(Some of) The Sharon Maas story
In a sense I had met her by accident. I had gone to a place in Charlotte street to conduct an interview with a man who had opened an acupuncture facility – that is another story – and had met her there. The man was her son.
She had sat through the interview, patiently, attentively, intervening once or twice; at least that is my recommendation. Afterwards, she had come across to me with a copy of her latest novel, The Sugar Planter’s Daughter (Bookuture, 2016) in her hand and asked whether the newspaper might like to write about it. She said that it was on sale at Austin’s Bookstore and much later, during our subsequent interview, she had said to me that there was a possibility that her publishers might enter the book for the 2016 Guyana Prize for Literature.
After she had introduced herself and told me that The Sugar Planter’s Daughter was her sixth novel, I felt somewhat embarrassed over the fact that I had not ever heard of her or her work before.

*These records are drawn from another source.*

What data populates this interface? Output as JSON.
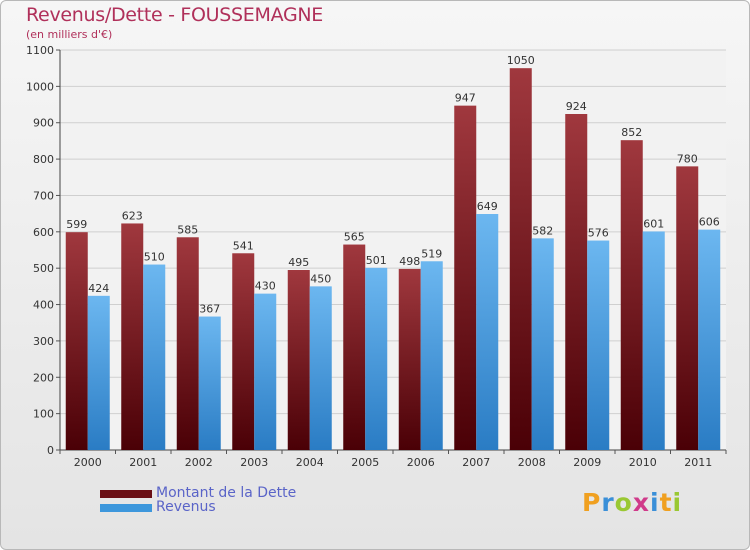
{
  "title": "Revenus/Dette - FOUSSEMAGNE",
  "subtitle": "(en milliers d'€)",
  "logo": [
    "P",
    "r",
    "o",
    "x",
    "i",
    "t",
    "i"
  ],
  "legend": [
    {
      "label": "Montant de la Dette",
      "color": "#6a0f14"
    },
    {
      "label": "Revenus",
      "color": "#3d97dc"
    }
  ],
  "chart_data": {
    "type": "bar",
    "categories": [
      "2000",
      "2001",
      "2002",
      "2003",
      "2004",
      "2005",
      "2006",
      "2007",
      "2008",
      "2009",
      "2010",
      "2011"
    ],
    "series": [
      {
        "name": "Montant de la Dette",
        "values": [
          599,
          623,
          585,
          541,
          495,
          565,
          498,
          947,
          1050,
          924,
          852,
          780
        ]
      },
      {
        "name": "Revenus",
        "values": [
          424,
          510,
          367,
          430,
          450,
          501,
          519,
          649,
          582,
          576,
          601,
          606
        ]
      }
    ],
    "yticks": [
      0,
      100,
      200,
      300,
      400,
      500,
      600,
      700,
      800,
      900,
      1000,
      1100
    ],
    "ylim": [
      0,
      1100
    ],
    "grid": true
  }
}
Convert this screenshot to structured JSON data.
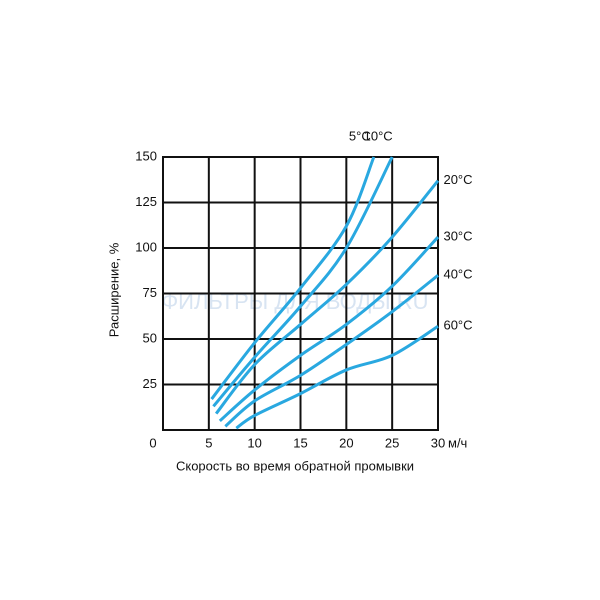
{
  "chart_data": {
    "type": "line",
    "xlabel": "Скорость во время обратной промывки",
    "ylabel": "Расширение, %",
    "x_unit": "м/ч",
    "watermark": "ФИЛЬТРЫ ДЛЯ ВОДЫ.RU",
    "xlim": [
      0,
      30
    ],
    "xticks": [
      0,
      5,
      10,
      15,
      20,
      25,
      30
    ],
    "ylim": [
      0,
      150
    ],
    "yticks": [
      25,
      50,
      75,
      100,
      125,
      150
    ],
    "grid": true,
    "series": [
      {
        "name": "5°C",
        "color": "#29a8e0",
        "x": [
          5.3,
          10,
          15,
          20,
          23
        ],
        "values": [
          17,
          48,
          78,
          112,
          150
        ]
      },
      {
        "name": "10°C",
        "color": "#29a8e0",
        "x": [
          5.5,
          10,
          15,
          20,
          25
        ],
        "values": [
          13,
          40,
          68,
          100,
          150
        ]
      },
      {
        "name": "20°C",
        "color": "#29a8e0",
        "x": [
          5.8,
          10,
          15,
          20,
          25,
          30
        ],
        "values": [
          9,
          36,
          58,
          80,
          106,
          137
        ]
      },
      {
        "name": "30°C",
        "color": "#29a8e0",
        "x": [
          6.2,
          10,
          15,
          20,
          25,
          30
        ],
        "values": [
          5,
          22,
          41,
          58,
          79,
          106
        ]
      },
      {
        "name": "40°C",
        "color": "#29a8e0",
        "x": [
          6.8,
          10,
          15,
          20,
          25,
          30
        ],
        "values": [
          2,
          16,
          30,
          47,
          65,
          85
        ]
      },
      {
        "name": "60°C",
        "color": "#29a8e0",
        "x": [
          8,
          10,
          15,
          20,
          25,
          30
        ],
        "values": [
          1,
          8,
          20,
          33,
          41,
          57
        ]
      }
    ]
  }
}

Up until then I had prided myself on being reasonably familiar with the writings of most of the prominent Guyanese novelists mostly on account of a love affair with reading which had grown up with me from the time I was about ten years old. How could I never have heard of a Guyanese writer who had written half a dozen novels? The penny dropped only after she had told me her whole story.
Not too many days elapsed between my first encounter with Sharon Maas and my having to write this piece so that I have had to do so without getting anywhere near to completing my reading of The Sugar Planter’s Daughter. I read enough, however, to discern that she is an entertaining story-teller. She reminds me of another Guyanese novelist, Grace Nicolls, whose story-telling has also captured my imagination.
I had begun to fashion the outline of an extended conversation with Sharon about her literary career when she told me that she was the daughter of the well-known and now deceased Consumer Advocate Eileen Cox. For a while the revelation took our discourse in an entirely different direction. Over time, I had become increasingly aware of Ms. Cox, particularly in her later years. I had admired her energy and her consistency as an advocate for consumers’ rights. With the passage of time I had to watch her being helped from a vehicle during her periodic visits to the Stabroek News presumably to conduct business linked to the columns she used to do for the newspaper.
In the course of our discourse I discerned that Sharon was aware of her Guyanese heritage without being altogether immersed in it. That, perhaps, was not altogether surprising.
Sharon Maas was born in Georgetown, Guyana, in 1951 but had been educated in England. She had worked at both the Guyana Graphic and the Sunday Chronicle before yielding to her thirst for adventure and setting off on a year-long trek through South America in 1971. Two years later she was travelling overland, passing through Europe and parts of Asia. Perhaps not surprisingly, her first novel, Of Marriageable Age, (Harper/Collins 1999) is set in both India and Guyana.
Her protracted exile notwithstanding, The Sugar Planter’s Daughter bares refreshing and intimate insights into aspects of Guyanese culture. In a sense, the book is a sort of credential, literary evidence of a strong Guyanese credential.
In September she was on holiday, in Guyana, comfortable and seemingly ‘at home,’ though home is Germany, a society which she regards as ‘many moons’ removed from the land of her birth.
At present she works as a Social Worker in a hospital in South Germany.